David Johnson

Adjunct Associate Professor
Net4D, ICTD, Computer Science Department, UCT
Cape Town, South Africa

PhD in Computer Science (March 2013)

University of California, Santa Barbara

 

M.Eng in Computer Engineering(June 2008)
University of Pretoria, South Africa

 

Current Research Interests :

Rural Wireless Networks

Cognitive radios / White Space / Dynamic Spectrum Access

Wireless Mesh Networks

Wireless testbeds

Localized cloudlets

Decentralized Internet


Current Projects and Products :

3wise: A tool to check for swearing in movies and TV series

iNethi project: A localized services platform for community networks


david.johnson AT cs.uct.ac.za

Full Curriculum Vitae

I believe in a fair open society where all people on the planet have access to the body knowledge we have accumulated over the past few thousand years. The answer came with the printing press to distribute knowledge that was in the hands of a few elite but the answer today is getting everyone a broadband affordable connection to the Internet. Broadband is a moving target which for now probably stands at about 5Mbps and Internet is considered affordable if users don't spend more than 5% of their income on access.

I have been working for the past 10 years carrying out research with technologies in rural regions that have the potential to provide access to poorly connected areas. I have been humbled by the tenacity and resilience of rural communities in Zambia and South Africa that have maintained wireless networks in rural villages in spite of unsurmountable odds. I strongly believe in opening up more licence-exempt wireless spectrum and in the immense power of open source to allow for unfettered creativity in this space.
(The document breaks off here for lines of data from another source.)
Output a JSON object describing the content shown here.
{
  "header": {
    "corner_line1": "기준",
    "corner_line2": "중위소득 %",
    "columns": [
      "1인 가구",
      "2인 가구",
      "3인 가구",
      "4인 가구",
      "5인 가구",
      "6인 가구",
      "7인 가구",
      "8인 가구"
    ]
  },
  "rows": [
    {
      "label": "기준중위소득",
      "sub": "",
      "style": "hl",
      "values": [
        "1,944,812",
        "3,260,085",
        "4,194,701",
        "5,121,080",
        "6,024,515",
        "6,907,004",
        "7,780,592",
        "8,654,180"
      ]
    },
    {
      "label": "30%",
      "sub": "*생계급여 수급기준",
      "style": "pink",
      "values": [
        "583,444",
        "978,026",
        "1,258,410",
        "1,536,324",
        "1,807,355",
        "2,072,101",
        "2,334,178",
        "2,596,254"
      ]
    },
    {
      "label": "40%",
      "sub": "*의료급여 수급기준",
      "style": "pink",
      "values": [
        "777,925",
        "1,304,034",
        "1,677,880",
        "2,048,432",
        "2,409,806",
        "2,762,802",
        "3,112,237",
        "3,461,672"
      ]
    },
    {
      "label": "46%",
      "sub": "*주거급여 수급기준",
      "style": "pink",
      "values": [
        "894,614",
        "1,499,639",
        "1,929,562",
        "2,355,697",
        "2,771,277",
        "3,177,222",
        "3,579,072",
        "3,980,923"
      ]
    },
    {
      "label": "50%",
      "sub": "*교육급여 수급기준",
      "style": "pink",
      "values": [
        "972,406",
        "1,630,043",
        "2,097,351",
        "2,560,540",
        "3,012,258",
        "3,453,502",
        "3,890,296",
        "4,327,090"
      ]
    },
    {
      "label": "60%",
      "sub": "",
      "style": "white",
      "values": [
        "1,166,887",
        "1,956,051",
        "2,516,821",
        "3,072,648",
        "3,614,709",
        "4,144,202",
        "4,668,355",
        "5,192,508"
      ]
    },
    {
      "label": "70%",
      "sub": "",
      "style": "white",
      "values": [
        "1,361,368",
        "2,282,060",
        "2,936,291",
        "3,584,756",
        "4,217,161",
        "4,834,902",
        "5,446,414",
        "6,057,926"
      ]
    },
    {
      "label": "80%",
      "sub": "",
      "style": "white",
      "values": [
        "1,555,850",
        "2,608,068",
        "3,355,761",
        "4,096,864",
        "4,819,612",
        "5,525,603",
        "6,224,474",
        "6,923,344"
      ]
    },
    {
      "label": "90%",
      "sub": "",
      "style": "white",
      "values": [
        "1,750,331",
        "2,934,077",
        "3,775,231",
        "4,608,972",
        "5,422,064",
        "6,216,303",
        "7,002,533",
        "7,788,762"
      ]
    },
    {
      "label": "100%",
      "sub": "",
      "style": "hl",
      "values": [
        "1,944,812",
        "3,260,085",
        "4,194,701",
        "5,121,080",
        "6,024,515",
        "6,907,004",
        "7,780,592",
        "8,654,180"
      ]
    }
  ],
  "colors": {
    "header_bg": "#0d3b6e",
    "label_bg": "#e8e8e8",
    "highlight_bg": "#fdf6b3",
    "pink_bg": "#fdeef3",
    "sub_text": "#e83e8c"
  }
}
I have helped design and build South Africa's first rural wireless mesh networks, built an indoor 7x7 wireless mesh simulator (one of 3 in the world), and published widely on mesh networks, rural connectivity and Internet architecture for rural areas often trapped behind slow Internet links.

My current interest is in using abandoned or unused TV frequencies (white spaces) for Internet connectivity in hard-to-reach places. This field is growing and I think this is just the beginning of a wave of changes that will rock the way we have managed wireless spectrum essentially trapped in 1930s thinking.